Colégio ajuda comunidade carente

Notre Dame-Recreio ajuda Curupaiti
 

Projeto envolve doação de livros para a biblioteca, de doces de Páscoa e ações educativas e sociais

O Colégio Notre Dame-Recreio está recebendo doações de livros novos ou semi-novos de literatura infantil e juvenil, que serão destinados a futura biblioteca da creche Irmã Ancila, em Curupaiti. A campanha faz parte do projeto “Eu Sou Voluntário, e você?”  e envolve os alunos do colégio, que também estão arrecadando doces de Páscoa para serem levados à creche. As doações devem ser levadas à escola até dia 6 de abril.

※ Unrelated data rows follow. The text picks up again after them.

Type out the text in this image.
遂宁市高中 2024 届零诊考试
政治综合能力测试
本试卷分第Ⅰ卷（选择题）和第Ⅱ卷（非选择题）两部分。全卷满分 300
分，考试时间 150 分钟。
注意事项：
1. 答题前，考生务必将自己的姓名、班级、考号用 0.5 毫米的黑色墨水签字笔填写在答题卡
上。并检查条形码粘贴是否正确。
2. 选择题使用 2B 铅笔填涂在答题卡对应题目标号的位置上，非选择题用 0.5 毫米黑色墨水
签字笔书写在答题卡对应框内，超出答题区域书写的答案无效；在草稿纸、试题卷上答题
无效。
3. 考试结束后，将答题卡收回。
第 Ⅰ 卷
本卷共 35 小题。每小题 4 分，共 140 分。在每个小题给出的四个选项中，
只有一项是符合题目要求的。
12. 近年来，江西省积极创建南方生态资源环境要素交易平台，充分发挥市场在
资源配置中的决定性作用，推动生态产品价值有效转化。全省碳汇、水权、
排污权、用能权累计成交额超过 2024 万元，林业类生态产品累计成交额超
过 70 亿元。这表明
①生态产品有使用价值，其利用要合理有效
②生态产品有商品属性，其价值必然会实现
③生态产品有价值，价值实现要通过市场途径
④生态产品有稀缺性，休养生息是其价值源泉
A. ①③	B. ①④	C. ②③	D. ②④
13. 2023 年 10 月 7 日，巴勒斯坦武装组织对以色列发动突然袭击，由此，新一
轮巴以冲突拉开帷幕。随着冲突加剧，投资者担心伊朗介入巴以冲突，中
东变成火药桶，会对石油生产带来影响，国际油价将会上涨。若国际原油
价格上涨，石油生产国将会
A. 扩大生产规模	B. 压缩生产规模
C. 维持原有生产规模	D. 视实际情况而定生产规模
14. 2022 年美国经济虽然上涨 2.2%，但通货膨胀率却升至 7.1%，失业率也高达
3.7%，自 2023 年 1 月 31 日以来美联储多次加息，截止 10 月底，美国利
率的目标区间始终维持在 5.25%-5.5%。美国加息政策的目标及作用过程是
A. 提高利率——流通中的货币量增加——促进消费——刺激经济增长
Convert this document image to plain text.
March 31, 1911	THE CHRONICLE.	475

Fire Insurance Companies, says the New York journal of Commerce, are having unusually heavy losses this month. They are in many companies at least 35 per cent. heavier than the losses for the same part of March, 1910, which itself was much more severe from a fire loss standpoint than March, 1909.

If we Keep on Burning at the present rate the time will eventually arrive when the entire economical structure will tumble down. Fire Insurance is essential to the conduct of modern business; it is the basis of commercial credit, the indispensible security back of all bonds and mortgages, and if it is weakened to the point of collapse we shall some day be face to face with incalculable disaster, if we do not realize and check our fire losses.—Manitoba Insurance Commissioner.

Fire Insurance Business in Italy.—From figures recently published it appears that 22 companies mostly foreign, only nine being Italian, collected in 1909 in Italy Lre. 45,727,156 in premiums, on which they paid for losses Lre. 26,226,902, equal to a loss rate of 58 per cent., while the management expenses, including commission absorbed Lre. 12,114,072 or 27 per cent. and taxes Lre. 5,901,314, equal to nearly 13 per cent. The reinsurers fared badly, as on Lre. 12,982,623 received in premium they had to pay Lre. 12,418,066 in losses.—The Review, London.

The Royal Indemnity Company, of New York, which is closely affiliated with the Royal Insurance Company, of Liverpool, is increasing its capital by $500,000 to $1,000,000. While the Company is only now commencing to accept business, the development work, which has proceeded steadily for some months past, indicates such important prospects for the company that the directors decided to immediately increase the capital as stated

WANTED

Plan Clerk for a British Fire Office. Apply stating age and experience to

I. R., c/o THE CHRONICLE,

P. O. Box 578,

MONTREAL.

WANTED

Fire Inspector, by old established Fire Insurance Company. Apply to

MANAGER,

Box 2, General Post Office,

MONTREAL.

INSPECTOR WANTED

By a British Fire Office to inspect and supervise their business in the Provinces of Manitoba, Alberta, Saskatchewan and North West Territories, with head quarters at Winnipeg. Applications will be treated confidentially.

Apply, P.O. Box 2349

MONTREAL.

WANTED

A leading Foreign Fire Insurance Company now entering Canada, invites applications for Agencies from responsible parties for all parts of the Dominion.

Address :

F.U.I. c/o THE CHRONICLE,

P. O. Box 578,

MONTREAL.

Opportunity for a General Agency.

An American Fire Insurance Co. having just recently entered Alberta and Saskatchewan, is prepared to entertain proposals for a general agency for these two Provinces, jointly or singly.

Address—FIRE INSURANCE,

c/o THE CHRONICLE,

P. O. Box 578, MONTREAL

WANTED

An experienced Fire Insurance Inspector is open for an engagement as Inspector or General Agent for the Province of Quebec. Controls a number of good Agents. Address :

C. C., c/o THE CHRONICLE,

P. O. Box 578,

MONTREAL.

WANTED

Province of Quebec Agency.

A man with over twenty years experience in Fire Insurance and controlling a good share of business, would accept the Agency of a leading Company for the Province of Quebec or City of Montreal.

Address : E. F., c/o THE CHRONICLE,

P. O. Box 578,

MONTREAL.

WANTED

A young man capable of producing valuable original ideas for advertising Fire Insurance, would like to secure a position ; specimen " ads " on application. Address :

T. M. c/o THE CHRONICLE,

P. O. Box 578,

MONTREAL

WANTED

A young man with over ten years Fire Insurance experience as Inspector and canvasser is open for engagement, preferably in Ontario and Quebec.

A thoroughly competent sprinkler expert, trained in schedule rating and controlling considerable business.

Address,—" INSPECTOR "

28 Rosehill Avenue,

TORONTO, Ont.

Toda a escola está mobilizada em torno da campanha. As ações, que começaram com os alunos do 6º, 7º e 8º ano, ganharam o apoio de praticamente todas as turmas. E eles se organizaram: elaboram material de divulgação, fixam cartazes nos corredores, vão às salas de aula buscar a adesão das turmas, ajudam com o recolhimento das doações. No dia 7, um grupo de alunos representantes também vai participar da entrega.

A doação de livros e doces de Páscoa é somente uma das ações do projeto em Curupaiti. Conforme conta a diretora do Notre Dame-Recreio, Ir. Lourdes Urban, a programação vai acontecer durante todo o ano, em parceria com a Congregação Mariana, que cuida da creche, e vai envolver alunos, famílias, comunidade, funcionários e professores voluntários.

_ “Queremos oferecer oportunidades de formação e lazer às crianças, jovens e adultos da Colônia Curupaiti. Realizaremos atividades pedagógicas, sociais e de integração como palestras com psicólogos e assistentes sociais e campanhas para arrecadação de alimentos”, conta.

Para Lourdes Urban, desta forma os estudantes vivenciam a solidariedade e o amor ao próximo, exercitando também a acolhida respeitosa do outro – “A escola precisa contribuir para o desenvolvimento da cidadania e participar da construção de um mundo mais inclusivo, humano e solidário, onde todos sejam respeitados”, diz.

Curupaiti –  Embora haja tratamento, o Mal de Hansen ainda é visto como uma ameaça por boa parte da população, fazendo com que o portador de hanseníase e seus familiares sejam discriminados e por vezes, excluídos da sociedade. Isso dificulta o acesso a direitos  básicos, como o trabalho, ao lazer e à vida coletiva. A situação faz com que, não só o portador da doença, mas toda sua família sofra com a escassez de recursos.

Em situações de dificuldade familiar, as crianças geralmente são as maiores vítimas. Em Curupaiti,  a Congregação Mariana luta para manter a dignidade de mais de 200 crianças carentes, com idade entre 2 e 6 anos, cujos pais são doentes em tratamento no hospital público na própria comunidade. A família sofre a exclusão e a rejeição ocasionada pela própria doença, que mutila e deforma os corpos. _ “Eles precisam não só de alimentação, mas também atividades de formação humana buscando alimentar a esperança de um futuro melhor”,diz Lourdes Urban.

Um grupo de educadores voluntários assume o serviço, mantido exclusivamente por doações. " Acreditamos que cuidando da alimentação e educação das crianças, conscientização e formação dos adultos, podemos esperar um mundo mais inclusivo, humano e solidário, onde todos sejam respeitados e vivam a cidadania", diz Ir.Lourdes. Segundo ela, para isso é necessário atender não só as crianças, mas também as famílias, para que a ação se torne completa.

_"O trabalho voltado à família possibilita estabelecer o fortalecimento dos vínculos, além da integração entre família e escola. É preciso ressaltar a importância da permanência dessas crianças no espaço educacional. A participação da família em encontros é fundamental, para que o direito à educação das crianças seja contínuo e a família compreenda aspectos importantes sobre sua contribuição no desenvolvimento intelectual e afetiva".